Donc, si vous osez prendre la défense du choix de premier tour en 2012 en vantant l’époque de Dale Hunter dans les années ’80, ou celle de Dave Schultz dans les années ’70, vous vantez une époque où Wilson ne tiendrait pas 20 matchs à faire les mêmes gestes douteux (encore un bel euphémisme ici).Dans les années ’70 et les années ’80, il y avait des redresseurs de torts, des joueurs qui jetaient les gants sans pour autant affectionner le jeu salaud comme le fait Tom Wilson. On ne compare donc pas Wilson au hockey des années ’70. Wilson aurait pu, disons faire partie des Flyers qui étaient surnommés les «Broad Street Bullies» et qui pratiquaient du hockey salaud. Il ne représente toutefois pas l’image du hockey de cette époque. Toutefois, oui le hockey de cette époque était plus violent et oui c’est un fait que quelqu’un aurait réglé le cas de Tom Wilson s’il avait évolué dans les années ’70 ou’80.

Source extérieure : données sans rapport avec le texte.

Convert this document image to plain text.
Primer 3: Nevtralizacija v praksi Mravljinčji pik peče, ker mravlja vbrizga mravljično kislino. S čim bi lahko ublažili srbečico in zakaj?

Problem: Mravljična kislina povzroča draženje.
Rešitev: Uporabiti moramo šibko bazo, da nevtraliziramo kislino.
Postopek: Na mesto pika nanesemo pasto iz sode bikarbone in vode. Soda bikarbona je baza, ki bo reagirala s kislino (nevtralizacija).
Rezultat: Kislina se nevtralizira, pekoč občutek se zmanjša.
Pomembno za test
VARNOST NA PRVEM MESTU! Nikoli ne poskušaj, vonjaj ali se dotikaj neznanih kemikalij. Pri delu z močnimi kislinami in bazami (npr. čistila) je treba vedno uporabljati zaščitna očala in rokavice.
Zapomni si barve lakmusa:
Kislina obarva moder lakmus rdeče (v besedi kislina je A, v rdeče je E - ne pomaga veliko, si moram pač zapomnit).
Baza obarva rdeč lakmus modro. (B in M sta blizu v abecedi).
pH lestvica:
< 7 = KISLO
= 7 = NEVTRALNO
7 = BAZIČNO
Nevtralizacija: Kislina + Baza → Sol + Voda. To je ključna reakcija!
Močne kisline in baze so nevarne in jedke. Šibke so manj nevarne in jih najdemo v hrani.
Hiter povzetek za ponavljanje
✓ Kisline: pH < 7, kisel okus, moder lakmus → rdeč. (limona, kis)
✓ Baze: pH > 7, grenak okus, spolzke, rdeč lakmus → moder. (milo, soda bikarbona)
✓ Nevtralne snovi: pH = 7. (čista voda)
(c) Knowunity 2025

Mais bon, même si nous ne sommes plus en 1973, il reste que la violence de Wilson ne passera bientôt plus auprès de ses confrères. Il va craindre les blessures et les attaques gratuites et violentes contre lui (et même que ça commence déjà).

Tout ça, car la LNH n’aura rien fait, préférant voir 3 batailles se déclencher à la mise au jeu initiale comme on a pu voir le 5 mai dernier dans le match Capitals-Rangers à la place d’imposer de réelles conséquences proportionnelles au panache sanglant de l’attaquant de puissance des Capitals.

Quelle belle honte il est ce cher Tom Wilson!